Colloquium Details

Learning Networks of Places and People from Location Data

Speaker: Tony Jebara, Columbia University

Location: Warren Weaver Hall 1302

Date: January 30, 2009, 11:30 a.m.

Host: Chris Bregler

Synopsis:

Networks and graphs have become essential for understanding large scale systems and data. Systems like the world wide web can be described as a large graph connecting virtual places. Social networks like Facebook are graphs connecting people (or at least their online personas). I discuss building and using such graphs not in the online world but rather in the real world by collecting location and GPS data.
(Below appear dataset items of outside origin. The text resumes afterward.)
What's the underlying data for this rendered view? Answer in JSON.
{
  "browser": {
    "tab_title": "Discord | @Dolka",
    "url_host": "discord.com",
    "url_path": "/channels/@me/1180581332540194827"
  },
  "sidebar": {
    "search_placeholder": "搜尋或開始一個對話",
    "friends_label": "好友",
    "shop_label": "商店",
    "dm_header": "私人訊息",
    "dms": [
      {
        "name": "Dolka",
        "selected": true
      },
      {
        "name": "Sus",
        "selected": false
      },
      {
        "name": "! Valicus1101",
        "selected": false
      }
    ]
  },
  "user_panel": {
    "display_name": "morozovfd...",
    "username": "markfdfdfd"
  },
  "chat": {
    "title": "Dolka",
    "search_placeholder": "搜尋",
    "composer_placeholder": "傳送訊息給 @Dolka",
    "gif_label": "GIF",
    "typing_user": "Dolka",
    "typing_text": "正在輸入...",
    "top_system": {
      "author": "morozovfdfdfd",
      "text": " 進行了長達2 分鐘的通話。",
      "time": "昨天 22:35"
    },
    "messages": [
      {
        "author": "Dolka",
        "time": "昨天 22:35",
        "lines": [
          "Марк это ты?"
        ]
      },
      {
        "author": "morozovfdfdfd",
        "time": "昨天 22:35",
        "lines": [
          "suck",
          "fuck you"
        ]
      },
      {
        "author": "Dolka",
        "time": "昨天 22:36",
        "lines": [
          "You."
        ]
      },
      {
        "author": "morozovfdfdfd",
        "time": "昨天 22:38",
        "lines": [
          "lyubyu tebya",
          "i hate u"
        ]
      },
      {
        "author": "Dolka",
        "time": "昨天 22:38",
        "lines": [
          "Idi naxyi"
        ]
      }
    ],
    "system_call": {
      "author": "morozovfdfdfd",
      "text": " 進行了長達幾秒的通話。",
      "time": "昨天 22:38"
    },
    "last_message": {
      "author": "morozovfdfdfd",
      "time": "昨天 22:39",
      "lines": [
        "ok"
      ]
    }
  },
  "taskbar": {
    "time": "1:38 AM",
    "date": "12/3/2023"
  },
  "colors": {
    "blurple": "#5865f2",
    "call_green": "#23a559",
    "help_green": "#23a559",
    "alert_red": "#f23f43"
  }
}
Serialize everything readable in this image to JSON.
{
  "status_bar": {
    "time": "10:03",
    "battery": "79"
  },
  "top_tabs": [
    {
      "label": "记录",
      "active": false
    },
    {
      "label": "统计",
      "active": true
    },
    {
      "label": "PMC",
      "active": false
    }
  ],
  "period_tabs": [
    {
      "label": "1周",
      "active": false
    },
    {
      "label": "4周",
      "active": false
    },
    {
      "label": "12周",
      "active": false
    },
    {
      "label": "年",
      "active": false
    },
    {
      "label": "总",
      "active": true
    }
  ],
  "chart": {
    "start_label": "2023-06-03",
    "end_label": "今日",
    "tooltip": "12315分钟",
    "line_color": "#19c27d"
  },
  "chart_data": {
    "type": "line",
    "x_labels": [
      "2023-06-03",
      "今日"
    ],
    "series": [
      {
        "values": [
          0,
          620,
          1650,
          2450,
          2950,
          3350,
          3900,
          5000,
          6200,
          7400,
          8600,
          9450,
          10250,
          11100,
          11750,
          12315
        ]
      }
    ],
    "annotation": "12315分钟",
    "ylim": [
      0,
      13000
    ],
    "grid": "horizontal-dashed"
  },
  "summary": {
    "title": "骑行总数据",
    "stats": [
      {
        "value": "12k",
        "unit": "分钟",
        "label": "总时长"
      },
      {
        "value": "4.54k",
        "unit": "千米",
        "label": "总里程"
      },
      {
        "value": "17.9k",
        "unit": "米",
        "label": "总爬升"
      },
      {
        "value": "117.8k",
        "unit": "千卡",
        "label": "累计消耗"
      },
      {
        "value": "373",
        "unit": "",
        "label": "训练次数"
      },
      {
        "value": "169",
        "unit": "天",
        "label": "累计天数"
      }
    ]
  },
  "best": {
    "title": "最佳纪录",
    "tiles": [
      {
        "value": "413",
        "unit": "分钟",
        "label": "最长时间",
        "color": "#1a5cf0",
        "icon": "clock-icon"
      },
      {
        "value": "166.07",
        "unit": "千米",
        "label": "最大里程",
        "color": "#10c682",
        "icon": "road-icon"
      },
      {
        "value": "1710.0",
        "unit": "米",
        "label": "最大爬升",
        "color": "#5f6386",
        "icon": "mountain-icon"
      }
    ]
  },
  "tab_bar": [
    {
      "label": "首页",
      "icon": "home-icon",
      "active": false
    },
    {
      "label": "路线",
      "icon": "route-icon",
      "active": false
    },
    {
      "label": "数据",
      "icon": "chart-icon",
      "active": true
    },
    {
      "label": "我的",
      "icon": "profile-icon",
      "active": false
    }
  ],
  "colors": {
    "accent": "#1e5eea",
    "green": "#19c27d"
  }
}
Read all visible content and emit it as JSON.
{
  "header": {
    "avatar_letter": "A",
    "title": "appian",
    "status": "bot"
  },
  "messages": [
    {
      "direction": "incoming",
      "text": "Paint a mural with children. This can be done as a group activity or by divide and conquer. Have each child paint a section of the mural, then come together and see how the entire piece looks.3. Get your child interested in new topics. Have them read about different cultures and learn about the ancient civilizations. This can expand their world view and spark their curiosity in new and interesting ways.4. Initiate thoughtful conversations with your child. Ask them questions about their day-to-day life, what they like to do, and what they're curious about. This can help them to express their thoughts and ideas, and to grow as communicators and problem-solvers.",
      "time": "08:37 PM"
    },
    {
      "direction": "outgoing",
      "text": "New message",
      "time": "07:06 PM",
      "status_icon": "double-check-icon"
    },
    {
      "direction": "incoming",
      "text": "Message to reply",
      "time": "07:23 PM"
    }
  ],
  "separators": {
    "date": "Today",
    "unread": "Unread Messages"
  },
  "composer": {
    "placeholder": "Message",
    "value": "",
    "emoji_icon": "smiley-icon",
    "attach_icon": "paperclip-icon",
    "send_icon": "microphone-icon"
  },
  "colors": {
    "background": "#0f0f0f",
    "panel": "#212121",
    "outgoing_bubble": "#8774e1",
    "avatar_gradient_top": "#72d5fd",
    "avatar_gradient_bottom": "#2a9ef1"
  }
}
Sense Networks gathers long-term high frequency location data from over 100,000 devices making it possible to learn networks of real places and real social networks of people. We build graphs from data using kernels and generalized matching algorithms. With these graphs, many learning tasks are straightforward including visualization, clustering and classification. For example, we can visualize the network of places in a city showing the similarity between different locations and how active they are right now. Another graph is the network of users showing how similar person X is to person Y by comparing their movement trails or histories. Embedding and clustering these graphs reveals interesting trends in behavior and tribes of people that are more detailed than traditional demographics. With learning algorithms applied to these human activity graphs, it becomes possible to make predictions for advertising, marketing and collaborative recommendation from offline data.

Speaker Bio:

Tony Jebara is Associate Professor of Computer Science at Columbia University and director of the Columbia Machine Learning Laboratory. His research intersects computer science and statistics to develop new frameworks for learning from data with applications in vision, networks, spatio-temporal data, and text. Jebara is also co-founder of Sense Networks. He has published over 50 peer-reviewed papers in conferences and journals including NIPS, ICML, UAI, COLT, JMLR, CVPR, ICCV, and AISTAT. He is the author of the book Machine Learning: Discriminative and Generative. Jebara is the recipient of the Career award from the National Science Foundation and has also received honors for his papers from the International Conference on Machine Learning and from the Pattern Recognition Society. Jebara's research has been featured on television (ABC, BBC, New York One, TechTV, etc.) as well as in the popular press (New York Times, Slash Dot, Wired, Scientific American, Newsweek, etc.). He obtained his PhD in 2002 from MIT. Recently, Esquire magazine named him one of their Best and Brightest of 2008. Jebara's lab is supported in part by the NSF, CIA, NSA and ONR.

Notes:

In-person attendance only available to those with active NYU ID cards.